Now you try to call variables named show_element and hide_element. These doesn't exist.

Function has to be called with brackets. If you have no params, use ().

<button type="submit" onclick="show_element();">show</button>
<button type="submit" onclick="hide_element();">hide</button>

Comments

1

I recommend you to use <button type="button" class="hide">Hide</button>

And, in the js file :

$('button.hide').click(function() {
    $('form').hide();
}

Same thing for the show button.

Comments

1

You've to replace "show_element;" with "show_element();".

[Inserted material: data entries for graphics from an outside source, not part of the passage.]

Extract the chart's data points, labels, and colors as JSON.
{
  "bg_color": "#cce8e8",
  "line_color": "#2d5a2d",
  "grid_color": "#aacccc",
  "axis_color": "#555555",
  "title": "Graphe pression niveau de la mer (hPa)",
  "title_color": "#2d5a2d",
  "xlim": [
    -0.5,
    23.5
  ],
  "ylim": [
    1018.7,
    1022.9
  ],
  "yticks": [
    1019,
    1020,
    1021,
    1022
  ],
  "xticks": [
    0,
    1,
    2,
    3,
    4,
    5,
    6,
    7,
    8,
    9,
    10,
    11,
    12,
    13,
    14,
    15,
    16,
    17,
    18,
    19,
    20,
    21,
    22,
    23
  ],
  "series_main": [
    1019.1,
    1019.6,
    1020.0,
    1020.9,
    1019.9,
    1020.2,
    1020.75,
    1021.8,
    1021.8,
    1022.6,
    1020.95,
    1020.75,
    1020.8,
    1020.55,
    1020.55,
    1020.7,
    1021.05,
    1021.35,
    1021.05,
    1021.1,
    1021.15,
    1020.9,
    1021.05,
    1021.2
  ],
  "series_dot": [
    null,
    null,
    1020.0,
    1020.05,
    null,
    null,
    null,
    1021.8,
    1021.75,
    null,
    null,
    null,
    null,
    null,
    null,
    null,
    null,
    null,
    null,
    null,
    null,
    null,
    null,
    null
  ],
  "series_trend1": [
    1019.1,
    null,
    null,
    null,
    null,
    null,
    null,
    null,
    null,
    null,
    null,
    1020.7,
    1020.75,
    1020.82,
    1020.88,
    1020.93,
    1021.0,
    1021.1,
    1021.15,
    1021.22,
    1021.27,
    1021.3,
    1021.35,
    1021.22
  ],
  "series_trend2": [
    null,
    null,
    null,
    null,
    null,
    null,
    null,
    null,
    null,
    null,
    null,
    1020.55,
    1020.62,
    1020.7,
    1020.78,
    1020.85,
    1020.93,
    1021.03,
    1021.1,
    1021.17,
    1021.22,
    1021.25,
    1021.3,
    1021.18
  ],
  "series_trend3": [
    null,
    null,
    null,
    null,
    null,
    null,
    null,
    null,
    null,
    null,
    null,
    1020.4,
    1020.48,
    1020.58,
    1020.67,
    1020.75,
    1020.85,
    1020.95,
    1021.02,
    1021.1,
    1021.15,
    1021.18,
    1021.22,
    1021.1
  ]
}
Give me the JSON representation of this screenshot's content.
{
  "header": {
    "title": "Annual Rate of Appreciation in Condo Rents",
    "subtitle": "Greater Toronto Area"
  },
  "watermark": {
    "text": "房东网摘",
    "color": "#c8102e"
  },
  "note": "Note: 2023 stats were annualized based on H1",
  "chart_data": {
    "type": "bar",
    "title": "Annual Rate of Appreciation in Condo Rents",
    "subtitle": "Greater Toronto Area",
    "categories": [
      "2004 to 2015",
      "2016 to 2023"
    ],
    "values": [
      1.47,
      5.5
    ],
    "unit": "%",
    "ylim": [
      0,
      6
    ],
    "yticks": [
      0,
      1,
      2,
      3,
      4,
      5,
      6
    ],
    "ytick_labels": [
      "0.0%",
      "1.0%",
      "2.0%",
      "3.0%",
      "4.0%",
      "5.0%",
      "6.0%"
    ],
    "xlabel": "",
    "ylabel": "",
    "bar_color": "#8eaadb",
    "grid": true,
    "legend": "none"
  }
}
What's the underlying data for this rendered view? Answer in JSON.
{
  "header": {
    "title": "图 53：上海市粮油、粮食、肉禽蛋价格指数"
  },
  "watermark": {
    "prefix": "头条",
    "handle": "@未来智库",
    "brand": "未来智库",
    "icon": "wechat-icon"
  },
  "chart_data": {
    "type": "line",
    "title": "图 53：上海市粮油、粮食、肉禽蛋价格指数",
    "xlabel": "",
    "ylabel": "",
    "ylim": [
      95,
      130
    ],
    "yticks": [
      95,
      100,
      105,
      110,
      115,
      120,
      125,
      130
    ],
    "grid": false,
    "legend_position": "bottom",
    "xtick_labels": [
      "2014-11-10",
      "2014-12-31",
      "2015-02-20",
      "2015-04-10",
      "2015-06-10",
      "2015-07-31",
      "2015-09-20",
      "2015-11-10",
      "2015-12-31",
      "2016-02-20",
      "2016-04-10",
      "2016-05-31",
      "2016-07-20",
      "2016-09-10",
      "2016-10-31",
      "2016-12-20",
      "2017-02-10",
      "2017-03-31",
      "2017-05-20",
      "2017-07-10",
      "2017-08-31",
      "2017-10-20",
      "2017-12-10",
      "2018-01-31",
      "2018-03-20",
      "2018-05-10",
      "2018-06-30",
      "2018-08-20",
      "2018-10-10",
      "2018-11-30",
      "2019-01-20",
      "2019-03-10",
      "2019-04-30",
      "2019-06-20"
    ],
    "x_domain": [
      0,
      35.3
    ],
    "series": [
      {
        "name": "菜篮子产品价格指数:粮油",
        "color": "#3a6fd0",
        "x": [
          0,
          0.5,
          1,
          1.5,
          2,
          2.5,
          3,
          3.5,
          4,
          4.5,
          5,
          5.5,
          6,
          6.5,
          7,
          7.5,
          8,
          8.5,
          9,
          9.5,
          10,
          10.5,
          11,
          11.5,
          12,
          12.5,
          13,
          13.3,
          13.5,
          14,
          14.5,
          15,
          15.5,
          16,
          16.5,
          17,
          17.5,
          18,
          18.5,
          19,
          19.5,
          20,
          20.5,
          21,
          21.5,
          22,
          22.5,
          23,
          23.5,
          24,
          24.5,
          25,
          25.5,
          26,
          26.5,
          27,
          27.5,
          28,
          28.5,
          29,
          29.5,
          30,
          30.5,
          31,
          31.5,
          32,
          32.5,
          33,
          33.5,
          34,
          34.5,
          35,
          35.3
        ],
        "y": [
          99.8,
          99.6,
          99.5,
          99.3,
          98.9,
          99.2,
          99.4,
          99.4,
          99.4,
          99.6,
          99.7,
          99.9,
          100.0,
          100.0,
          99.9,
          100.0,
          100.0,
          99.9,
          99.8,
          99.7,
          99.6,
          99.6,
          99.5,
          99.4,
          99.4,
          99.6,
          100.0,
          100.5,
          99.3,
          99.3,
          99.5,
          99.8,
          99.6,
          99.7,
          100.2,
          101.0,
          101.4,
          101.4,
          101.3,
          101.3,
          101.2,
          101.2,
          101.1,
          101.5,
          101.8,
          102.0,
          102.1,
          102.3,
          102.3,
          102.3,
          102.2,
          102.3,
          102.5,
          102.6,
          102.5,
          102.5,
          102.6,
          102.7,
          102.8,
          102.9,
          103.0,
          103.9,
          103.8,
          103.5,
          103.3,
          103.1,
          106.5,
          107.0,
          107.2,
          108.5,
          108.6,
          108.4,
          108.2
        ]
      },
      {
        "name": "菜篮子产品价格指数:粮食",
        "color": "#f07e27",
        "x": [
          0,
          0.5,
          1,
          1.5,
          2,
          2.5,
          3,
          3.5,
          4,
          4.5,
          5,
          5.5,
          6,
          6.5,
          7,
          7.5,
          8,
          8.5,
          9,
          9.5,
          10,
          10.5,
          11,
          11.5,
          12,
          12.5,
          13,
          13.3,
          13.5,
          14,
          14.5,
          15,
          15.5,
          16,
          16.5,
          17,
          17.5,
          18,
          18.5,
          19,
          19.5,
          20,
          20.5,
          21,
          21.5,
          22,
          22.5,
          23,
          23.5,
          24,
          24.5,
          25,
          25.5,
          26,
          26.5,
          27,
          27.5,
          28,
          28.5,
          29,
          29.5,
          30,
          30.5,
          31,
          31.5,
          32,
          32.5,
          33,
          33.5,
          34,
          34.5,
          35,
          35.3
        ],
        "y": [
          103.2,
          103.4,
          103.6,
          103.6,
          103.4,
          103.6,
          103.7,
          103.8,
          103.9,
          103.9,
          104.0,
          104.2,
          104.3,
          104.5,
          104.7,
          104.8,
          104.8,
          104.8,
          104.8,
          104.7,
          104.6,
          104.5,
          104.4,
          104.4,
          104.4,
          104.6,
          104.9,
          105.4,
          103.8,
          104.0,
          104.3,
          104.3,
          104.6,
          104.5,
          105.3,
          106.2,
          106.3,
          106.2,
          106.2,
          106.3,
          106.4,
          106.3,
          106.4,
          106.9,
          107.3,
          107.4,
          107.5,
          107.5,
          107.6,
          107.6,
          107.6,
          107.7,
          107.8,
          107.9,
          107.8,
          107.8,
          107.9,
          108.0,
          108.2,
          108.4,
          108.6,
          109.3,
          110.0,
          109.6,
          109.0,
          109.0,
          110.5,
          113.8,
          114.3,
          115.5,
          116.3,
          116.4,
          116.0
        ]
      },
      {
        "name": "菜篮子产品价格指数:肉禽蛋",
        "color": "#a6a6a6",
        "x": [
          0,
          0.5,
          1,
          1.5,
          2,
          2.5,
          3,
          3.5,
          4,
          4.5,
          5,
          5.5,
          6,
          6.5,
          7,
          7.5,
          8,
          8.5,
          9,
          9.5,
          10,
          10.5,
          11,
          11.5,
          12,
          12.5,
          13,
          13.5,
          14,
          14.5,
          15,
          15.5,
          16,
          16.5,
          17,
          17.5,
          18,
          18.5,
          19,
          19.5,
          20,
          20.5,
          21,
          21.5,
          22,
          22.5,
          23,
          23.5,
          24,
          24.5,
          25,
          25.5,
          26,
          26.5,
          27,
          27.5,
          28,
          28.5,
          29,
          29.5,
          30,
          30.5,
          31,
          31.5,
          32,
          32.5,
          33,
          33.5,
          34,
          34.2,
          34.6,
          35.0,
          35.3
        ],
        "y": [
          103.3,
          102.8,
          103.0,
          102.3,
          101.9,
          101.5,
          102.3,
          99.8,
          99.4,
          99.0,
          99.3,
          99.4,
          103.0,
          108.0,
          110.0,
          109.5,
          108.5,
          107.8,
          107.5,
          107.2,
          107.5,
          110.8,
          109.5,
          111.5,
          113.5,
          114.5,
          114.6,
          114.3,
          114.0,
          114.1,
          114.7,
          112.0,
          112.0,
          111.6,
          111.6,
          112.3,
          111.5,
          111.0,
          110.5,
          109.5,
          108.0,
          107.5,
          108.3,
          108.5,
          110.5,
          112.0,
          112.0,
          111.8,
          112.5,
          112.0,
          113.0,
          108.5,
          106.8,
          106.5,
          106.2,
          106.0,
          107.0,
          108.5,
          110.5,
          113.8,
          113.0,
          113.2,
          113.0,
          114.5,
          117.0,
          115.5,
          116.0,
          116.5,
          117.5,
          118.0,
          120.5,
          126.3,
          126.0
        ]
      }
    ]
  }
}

 <button type="submit" onclick="show_element();">show</button>
 <button type="submit" onclick="hide_element();">hide</button>

But why? The () Operator Invokes the Function. Using the example above, show_element refers to the function object, and show_element() refers to the function result.

Example:

Accessing a function without () will return the function definition:

function toCelsius(fahrenheit) {
    return (5/9) * (fahrenheit-32);
}
document.getElementById("demo").innerHTML = toCelsius;

http://www.w3schools.com/js/js_functions.asp

With "show_element" you are able to store the function itself (in a variable for example), but you don't execute it.

Comments

1

is this pseudo-code?

If not I would rewrite it like:

$form = $('#form_id');

function hide_element() {
    $form.hide();
    $form.submit();
}

function show_element() {
    $form.show();
    $form.submit();
}

And then:

<button onclick="show_element();">show</button>
<button onclick="hide_element();">hide</button>
<form>
...
</form>

I removed the type submit because it is not good to have more than one submit. Actually both are outside the form. In case you want to submit it I would put it like this:

<button onclick="show_element();">show</button>
<button onclick="hide_element();">hide</button>
<form>
...
</form>

2 Comments

This is bad. One submit action per form is a good practice. You also unnecessarily call $('#form_id') 4x times instead of making a handle to the object.
Yes, right. A handler would make it better. I edit it. I don't get why are you saying this about the submit's. I said it is not a good idea to have more than one submit per form.